Makanya, saya malah rada nganu
sama Kabinet Presiden jongos rakyat nomor satu kita yang terhormat, kok naman
Kabinetnya Kerja. Apa hidup melulu soal kerja? Dan apakah rakjat Indonesia
sebelumnya tidak atau belum kerja? Oleh karena itu, sungguh Jokowi itu bukan
kita. Jokowi ya Jokowi. Lha wong emaknya namain Jokowi itu Jokowi, pakai
syukuran pula. Bukan menamakannya sebagai kita atau kita yang beri nama. Lagipula,
kita siapa, yang mana, dan yang bagaimana? Lagipula lagi, sejak kapan sih nama
Kabinet nggak nama orang lagi dan kenapa jadi kata seperti Gotong-royong lah,
Kerja lah. Dulu kan Kabinetnya namanya Kabinet Natsir, Kabinet Mbahe Opik, Kabinet
Buyute Opik dlsb.

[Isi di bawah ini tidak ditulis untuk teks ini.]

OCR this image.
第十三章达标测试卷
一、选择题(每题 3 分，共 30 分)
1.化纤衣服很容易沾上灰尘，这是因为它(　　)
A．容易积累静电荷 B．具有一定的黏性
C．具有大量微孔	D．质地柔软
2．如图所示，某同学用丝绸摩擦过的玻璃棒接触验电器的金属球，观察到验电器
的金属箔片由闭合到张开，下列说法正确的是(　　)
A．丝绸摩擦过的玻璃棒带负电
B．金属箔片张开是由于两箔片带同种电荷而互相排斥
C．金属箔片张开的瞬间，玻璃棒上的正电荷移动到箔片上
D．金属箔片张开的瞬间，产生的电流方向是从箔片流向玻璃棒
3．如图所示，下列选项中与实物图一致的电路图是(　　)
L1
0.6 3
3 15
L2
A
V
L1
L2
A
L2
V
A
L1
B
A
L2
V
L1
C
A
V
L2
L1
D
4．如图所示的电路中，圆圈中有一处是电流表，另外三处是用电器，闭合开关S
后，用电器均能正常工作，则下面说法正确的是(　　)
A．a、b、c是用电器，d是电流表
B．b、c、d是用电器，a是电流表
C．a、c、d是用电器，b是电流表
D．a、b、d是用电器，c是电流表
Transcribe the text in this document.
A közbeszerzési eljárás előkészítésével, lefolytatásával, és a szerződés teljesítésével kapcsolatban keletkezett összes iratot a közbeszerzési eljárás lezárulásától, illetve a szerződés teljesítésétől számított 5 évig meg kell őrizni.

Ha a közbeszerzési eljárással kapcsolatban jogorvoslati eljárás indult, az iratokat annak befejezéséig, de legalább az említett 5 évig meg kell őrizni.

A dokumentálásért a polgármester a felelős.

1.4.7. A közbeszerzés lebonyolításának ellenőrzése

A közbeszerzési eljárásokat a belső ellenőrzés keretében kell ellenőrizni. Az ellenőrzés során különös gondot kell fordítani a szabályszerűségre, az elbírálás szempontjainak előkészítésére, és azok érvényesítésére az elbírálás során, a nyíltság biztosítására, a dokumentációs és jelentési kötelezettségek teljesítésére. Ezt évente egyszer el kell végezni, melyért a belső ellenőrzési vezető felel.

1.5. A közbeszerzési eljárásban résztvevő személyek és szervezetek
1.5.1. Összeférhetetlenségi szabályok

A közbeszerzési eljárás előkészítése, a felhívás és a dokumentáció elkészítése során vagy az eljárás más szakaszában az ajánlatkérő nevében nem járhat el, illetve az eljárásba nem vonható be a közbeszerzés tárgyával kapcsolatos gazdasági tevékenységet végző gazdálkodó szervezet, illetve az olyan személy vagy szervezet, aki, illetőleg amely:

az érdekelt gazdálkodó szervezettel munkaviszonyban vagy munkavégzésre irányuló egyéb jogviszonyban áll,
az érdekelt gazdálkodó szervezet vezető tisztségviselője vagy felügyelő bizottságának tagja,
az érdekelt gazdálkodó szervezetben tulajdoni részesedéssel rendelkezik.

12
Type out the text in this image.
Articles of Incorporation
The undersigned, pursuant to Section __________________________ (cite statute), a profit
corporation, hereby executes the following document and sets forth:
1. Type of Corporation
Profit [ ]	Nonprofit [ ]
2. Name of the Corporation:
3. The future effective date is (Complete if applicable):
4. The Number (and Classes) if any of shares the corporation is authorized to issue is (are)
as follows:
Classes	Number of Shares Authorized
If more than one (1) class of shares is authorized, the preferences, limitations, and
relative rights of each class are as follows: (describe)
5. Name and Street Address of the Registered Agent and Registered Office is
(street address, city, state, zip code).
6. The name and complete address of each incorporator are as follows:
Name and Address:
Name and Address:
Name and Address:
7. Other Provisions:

Nah, ini kan bisa jadi tema menarik bagi mahasiswa sejarah
yang skripsi dan orangnya terlunta-lunta macam Pandoyo.
Ingat, khoirul umuri ausatuha,
sebaik-baiknya perkara adalah yang semadyanya, tengah-tengah. Kanjeng nabi
nyuruh berhenti makan sebelum kenyang. Sebelum kenyang itu, duhai saudaraku
Taufik, berada pas di tengah titik equilibrium antara lapar dan kenyang. Seperti
halnya siang punya malam, baik memiliki jelek, dan yang terpenting, Yin saja
punya Yang. Masa kamu yang punya mantan yang bisa berbaris dari Tugu Jogja
melewati Tugu Monas hingga Ka’bah dan Patung Liberty (masih) nggak punya Yang
(lagi), saudaraku Taufik?
Jika saudaraku Taufik menamakan suratnya
sebagai surat terbuka, maka saya menamakan surat ini adalah surat telanjang. Sebab,
Taufik yang sedang kejar sensasionalitas sesa(at) itu memang telanjang tak tahu
malu. Selain berjuang menentang kenangan dan memperteguh hati yang rapuh, ia
juga coba mematahkan tesis, alhayau minal iman. Malu itu bukan sebagian iman
Opik telanjang yang mengejar popularitas sesa(a)t.